DHS, which administers the U.S. immigration system, does not have a breakdown of the nationalities of people detained by immigration, and advocates for the Haitian community did not have an estimate of the number of Haitian citizens currently detained.

According to TRAC Immigration, a research group affiliated with Syracuse University, more than 27,000 migrants of all nationalities have been detained at Immigration and Customs Enforcement facilities since July 8, awaiting deportation.

Earlier this year, the Biden administration recognized the dangers Haitians face if returned to their home country. On May 22, the US cited instability and violence in Haiti by announcing a new 18-month Temporary Protected Status (TPS) for Haitians already in the US, protecting them from deportation. and allows them to work legally in the country.

“Haiti is experiencing serious security problems, social unrest, an increase in human rights abuses, crippling poverty and a lack of basic resources, which are exacerbated by the COVID-19 pandemic,” said the Secretary of Security. National, Alejandro Mayorkas. said at that time.

“After careful consideration, we determine that we must do everything possible to support Haitian citizens in the United States until conditions in Haiti improve so that they can return home safely.”

But the designation has yet to be published in the Federal Register, which is necessary to formalize the announcement and allow Haitians to start running. The TPS designation also does not protect those who came to the US after May 21, prompting more criticism from immigration experts who say the latest events in Haiti require a more proactive response.

“Given the murder and an already extremely serious situation in Haiti even before the murder, which merited TPS designation, it is extremely unsafe to deport people to Haiti,” said Steven Forester, immigration policy coordinator for the Institute for Justice based in United States and Democracy in Haiti.

“Our view is that no one should be deported to Haiti, period, whether or not they technically meet the TPS requirements, once they post the notice, even if they arrive after May 21,” Forester told Al Jazeera.

Thousands in Mexico

Meanwhile, the Bridge Alliance estimates that between 5,000 and 10,000 Haitians currently live in violence-plagued Mexican border towns where black migrants in particular are vulnerable to exploitation and attack.

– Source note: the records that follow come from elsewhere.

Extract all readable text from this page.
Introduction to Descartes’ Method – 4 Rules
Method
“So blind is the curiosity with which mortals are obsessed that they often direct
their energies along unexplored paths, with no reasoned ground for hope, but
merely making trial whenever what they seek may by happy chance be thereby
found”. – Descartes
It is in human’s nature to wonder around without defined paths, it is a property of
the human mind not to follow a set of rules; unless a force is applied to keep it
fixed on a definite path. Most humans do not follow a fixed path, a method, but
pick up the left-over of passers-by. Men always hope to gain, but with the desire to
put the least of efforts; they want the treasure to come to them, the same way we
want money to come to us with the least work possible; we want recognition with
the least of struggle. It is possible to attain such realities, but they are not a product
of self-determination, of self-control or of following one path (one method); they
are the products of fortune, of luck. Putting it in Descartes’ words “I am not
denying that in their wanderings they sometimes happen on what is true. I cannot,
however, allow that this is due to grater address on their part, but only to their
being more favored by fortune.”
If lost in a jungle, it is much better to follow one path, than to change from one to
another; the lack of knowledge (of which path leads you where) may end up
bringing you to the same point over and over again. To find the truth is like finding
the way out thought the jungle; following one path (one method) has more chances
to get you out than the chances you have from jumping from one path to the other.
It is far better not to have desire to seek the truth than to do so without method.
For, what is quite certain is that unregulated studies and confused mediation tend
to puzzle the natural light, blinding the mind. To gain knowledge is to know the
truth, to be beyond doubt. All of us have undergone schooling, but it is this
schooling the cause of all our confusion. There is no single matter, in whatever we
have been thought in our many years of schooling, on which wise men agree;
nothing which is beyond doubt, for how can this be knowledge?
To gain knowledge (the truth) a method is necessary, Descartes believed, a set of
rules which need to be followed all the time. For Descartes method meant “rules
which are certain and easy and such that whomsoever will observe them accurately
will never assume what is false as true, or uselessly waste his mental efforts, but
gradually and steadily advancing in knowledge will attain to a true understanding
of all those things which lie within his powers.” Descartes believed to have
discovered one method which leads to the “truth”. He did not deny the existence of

Some have been waiting up to four years for the opportunity to apply for asylum in the US, as many were prevented from crossing under Trump, whose administration severely limited access to asylum as of 2017.

Mayorkas said Tuesday that the United States has yet to see an increase in Haitian asylum seekers, but warned migrants from Haiti and neighboring Caribbean island Cuba, currently in the grip of protests and shortages of basic goods, not to travel to the United States. by sea.

“Let me be clear: if you jump into the sea, you will not come to the United States,” he said during a press conference. “No migrant intercepted at sea, regardless of his nationality, will not be allowed to enter the United States,” he said. “This risk is not worth taking.”

Nicole Phillips, legal director for the Haitian Bridge Alliance, said concerns are now mounting that even if deportation flights for Haitians are stopped, those arriving in the US will remain in detention, for potentially long periods of time.

Those who have been paroled often have bracelets placed on their ankles that have caused health problems, she said Phillips, adding that most Haitians have relatives in the United States with whom they could stay.

“Almost all the Haitians I have talked to have relatives [in the US] who can receive them if they get out of jail. And there are networks of shelters where they can go, ”she told Al Jazeera. “They don’t need to be stopped.”